Проанализировав информацию, Отто совершенно растерялся. Он написал доктору Венцелю в Вену. Вместе с письмом отправил краткий реферат по результатам прошлогодних работ и некоторое время с нетерпением ждал ответа. Летом, когда из Ростова прибыл новый материал для исследований, он продолжил эксперимент на свой страх и риск. Риск оказался неоправданным. Даже те больные, что поначалу шли на поправку, впоследствии быстро умирали. Минула осень, подошла к концу зима, а ответа из Вены все не было. Нетерпение Отто сменилось безнадежностью. Настроение работать пропало, он вводил одну модификацию за другой, очищал препарат, пересевал культуру-продуцент на другие субстраты. Часто работал по наитию, не столько анализируя, сколько угадывая. Вечерами он подолгу просиживал в реакторной, уронив седеющую голову на руки. Вновь и вновь пересматривал записи, но смысл написанного ускользал от него.

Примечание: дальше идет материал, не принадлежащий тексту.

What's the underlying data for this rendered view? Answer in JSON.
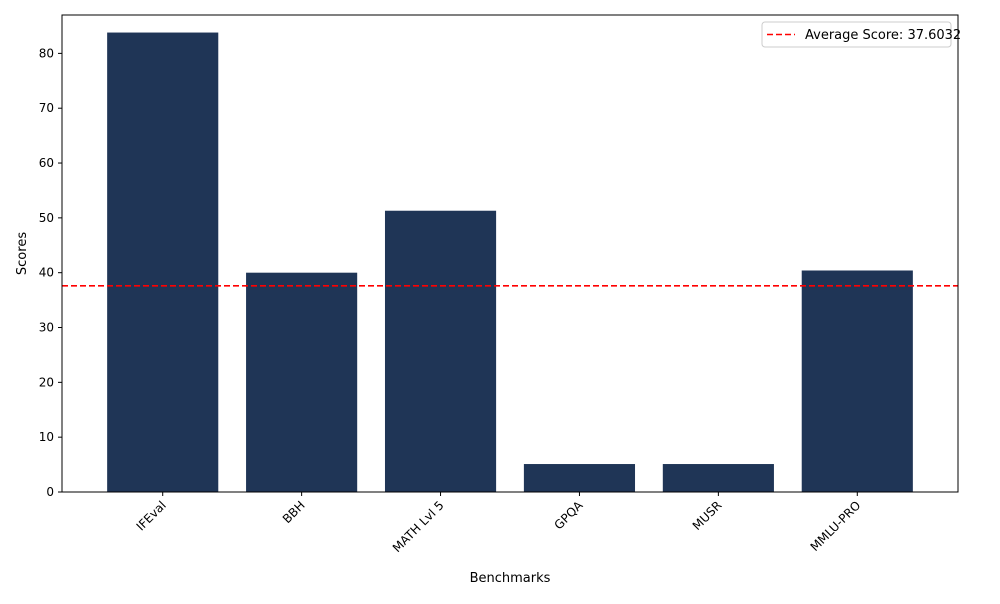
{
  "chart_data": {
    "type": "bar",
    "categories": [
      "IFEval",
      "BBH",
      "MATH Lvl 5",
      "GPQA",
      "MUSR",
      "MMLU-PRO"
    ],
    "values": [
      83.8,
      40.0,
      51.3,
      5.1,
      5.1,
      40.4
    ],
    "xlabel": "Benchmarks",
    "ylabel": "Scores",
    "ylim": [
      0,
      87
    ],
    "yticks": [
      0,
      10,
      20,
      30,
      40,
      50,
      60,
      70,
      80
    ],
    "xtick_rotation": 45,
    "bar_color": "#1f3556",
    "grid": false,
    "reference_line": {
      "value": 37.6032,
      "label": "Average Score: 37.6032",
      "color": "#ff0000",
      "style": "dashed"
    },
    "legend": {
      "placement": "top-right",
      "entries": [
        "Average Score: 37.6032"
      ]
    }
  }
}
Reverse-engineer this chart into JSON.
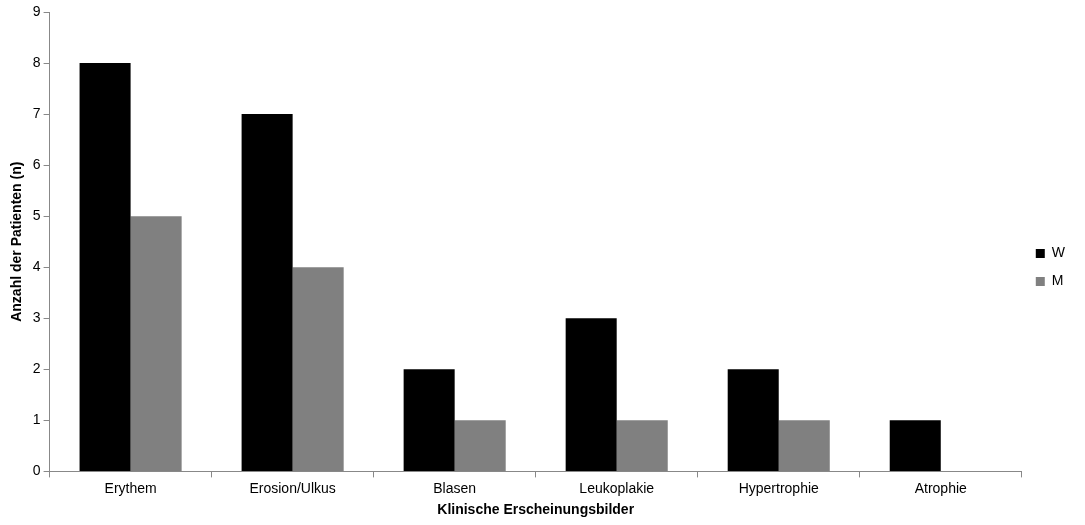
{
  "chart_data": {
    "type": "bar",
    "xlabel": "Klinische Erscheinungsbilder",
    "ylabel": "Anzahl der Patienten (n)",
    "categories": [
      "Erythem",
      "Erosion/Ulkus",
      "Blasen",
      "Leukoplakie",
      "Hypertrophie",
      "Atrophie"
    ],
    "series": [
      {
        "name": "W",
        "color": "#000000",
        "values": [
          8,
          7,
          2,
          3,
          2,
          1
        ]
      },
      {
        "name": "M",
        "color": "#808080",
        "values": [
          5,
          4,
          1,
          1,
          1,
          0
        ]
      }
    ],
    "ylim": [
      0,
      9
    ],
    "yticks": [
      0,
      1,
      2,
      3,
      4,
      5,
      6,
      7,
      8,
      9
    ],
    "grid": false,
    "legend": "right"
  }
}
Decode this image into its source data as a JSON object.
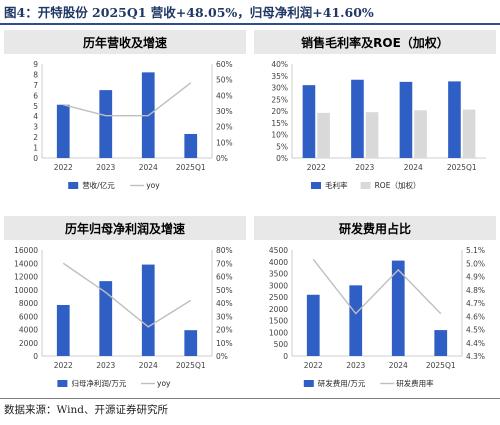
{
  "figure_title": "图4：开特股份 2025Q1 营收+48.05%，归母净利润+41.60%",
  "source_note": "数据来源：Wind、开源证券研究所",
  "colors": {
    "bar_blue": "#2f5fc4",
    "bar_gray": "#d9d9d9",
    "line_gray": "#bfbfbf",
    "header_bg": "#ffffff",
    "header_band": "#e8e8e8",
    "axis_text": "#404040"
  },
  "chart_data": [
    {
      "type": "bar+line",
      "title": "历年营收及增速",
      "categories": [
        "2022",
        "2023",
        "2024",
        "2025Q1"
      ],
      "series": [
        {
          "name": "营收/亿元",
          "kind": "bar",
          "axis": "left",
          "values": [
            5.1,
            6.5,
            8.2,
            2.3
          ]
        },
        {
          "name": "yoy",
          "kind": "line",
          "axis": "right",
          "values": [
            34,
            27,
            27,
            48
          ]
        }
      ],
      "ylim_left": [
        0,
        9
      ],
      "yticks_left": [
        "0",
        "1",
        "2",
        "3",
        "4",
        "5",
        "6",
        "7",
        "8",
        "9"
      ],
      "ylim_right": [
        0,
        60
      ],
      "yticks_right": [
        "0%",
        "10%",
        "20%",
        "30%",
        "40%",
        "50%",
        "60%"
      ],
      "legend": [
        "营收/亿元",
        "yoy"
      ]
    },
    {
      "type": "bar",
      "title": "销售毛利率及ROE（加权）",
      "categories": [
        "2022",
        "2023",
        "2024",
        "2025Q1"
      ],
      "series": [
        {
          "name": "毛利率",
          "kind": "bar",
          "axis": "left",
          "values": [
            31,
            33.3,
            32.4,
            32.6
          ]
        },
        {
          "name": "ROE（加权）",
          "kind": "bar",
          "axis": "left",
          "values": [
            19.2,
            19.5,
            20.3,
            20.6
          ]
        }
      ],
      "ylim_left": [
        0,
        40
      ],
      "yticks_left": [
        "0%",
        "5%",
        "10%",
        "15%",
        "20%",
        "25%",
        "30%",
        "35%",
        "40%"
      ],
      "legend": [
        "毛利率",
        "ROE（加权）"
      ]
    },
    {
      "type": "bar+line",
      "title": "历年归母净利润及增速",
      "categories": [
        "2022",
        "2023",
        "2024",
        "2025Q1"
      ],
      "series": [
        {
          "name": "归母净利润/万元",
          "kind": "bar",
          "axis": "left",
          "values": [
            7700,
            11300,
            13800,
            3900
          ]
        },
        {
          "name": "yoy",
          "kind": "line",
          "axis": "right",
          "values": [
            70,
            48,
            22,
            42
          ]
        }
      ],
      "ylim_left": [
        0,
        16000
      ],
      "yticks_left": [
        "0",
        "2000",
        "4000",
        "6000",
        "8000",
        "10000",
        "12000",
        "14000",
        "16000"
      ],
      "ylim_right": [
        0,
        80
      ],
      "yticks_right": [
        "0%",
        "10%",
        "20%",
        "30%",
        "40%",
        "50%",
        "60%",
        "70%",
        "80%"
      ],
      "legend": [
        "归母净利润/万元",
        "yoy"
      ]
    },
    {
      "type": "bar+line",
      "title": "研发费用占比",
      "categories": [
        "2022",
        "2023",
        "2024",
        "2025Q1"
      ],
      "series": [
        {
          "name": "研发费用/万元",
          "kind": "bar",
          "axis": "left",
          "values": [
            2600,
            3000,
            4050,
            1100
          ]
        },
        {
          "name": "研发费用率",
          "kind": "line",
          "axis": "right",
          "values": [
            5.03,
            4.62,
            4.95,
            4.62
          ]
        }
      ],
      "ylim_left": [
        0,
        4500
      ],
      "yticks_left": [
        "0",
        "500",
        "1000",
        "1500",
        "2000",
        "2500",
        "3000",
        "3500",
        "4000",
        "4500"
      ],
      "ylim_right": [
        4.3,
        5.1
      ],
      "yticks_right": [
        "4.3%",
        "4.4%",
        "4.5%",
        "4.6%",
        "4.7%",
        "4.8%",
        "4.9%",
        "5.0%",
        "5.1%"
      ],
      "legend": [
        "研发费用/万元",
        "研发费用率"
      ]
    }
  ]
}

В течение всей зимы Аврора являлась в госпиталь по вечерам. Сначала она подходила к окну реакторной и смотрела на него через оконное стекло. Скребла по нему ноготком. Потом неслышно заходила в сени и долго топала там валяными сапогами, отрясая с них снег. Аврора показывала ему отпечатки снимков, все одно и то же: заваленные снегом обочины проселков, санные колеи, сгоревшие хаты, покрытые копотью печные трубы, бабы в платках, старики в ватниках, лица детей со старческой безнадежностью в глазах, усталые, напряженные лица венгерских солдат, наигранно надменные улыбки пруссаков, итальянцы в нелепых русских картузах, именуемых ушанками. И все на белом фоне, и всюду снег, и ничего, кроме снега. Изредка Аврора приносила газетные листы. Он рассматривал колонки текста, иллюстрированные ее снимками. Опять одно и то же: бравые солдаты, перепоясанные накрест портупеями, в касках или пилотках с наушниками, отчаянно дымящая жестяной трубой полевая кухня, толпа голодных поселян с мисками и котелками. Аврора не просила ни о чем, не требовала его внимания. Одетая в коричневую полевую форму, она сделалась иной, перестала волновать. Столичный шарм затерся, истощился, ослабел, как истаивает печное тепло к утру. Даже знакомый запах ее тела не мог отвлечь его от неотвязных мыслей о неудачной работе.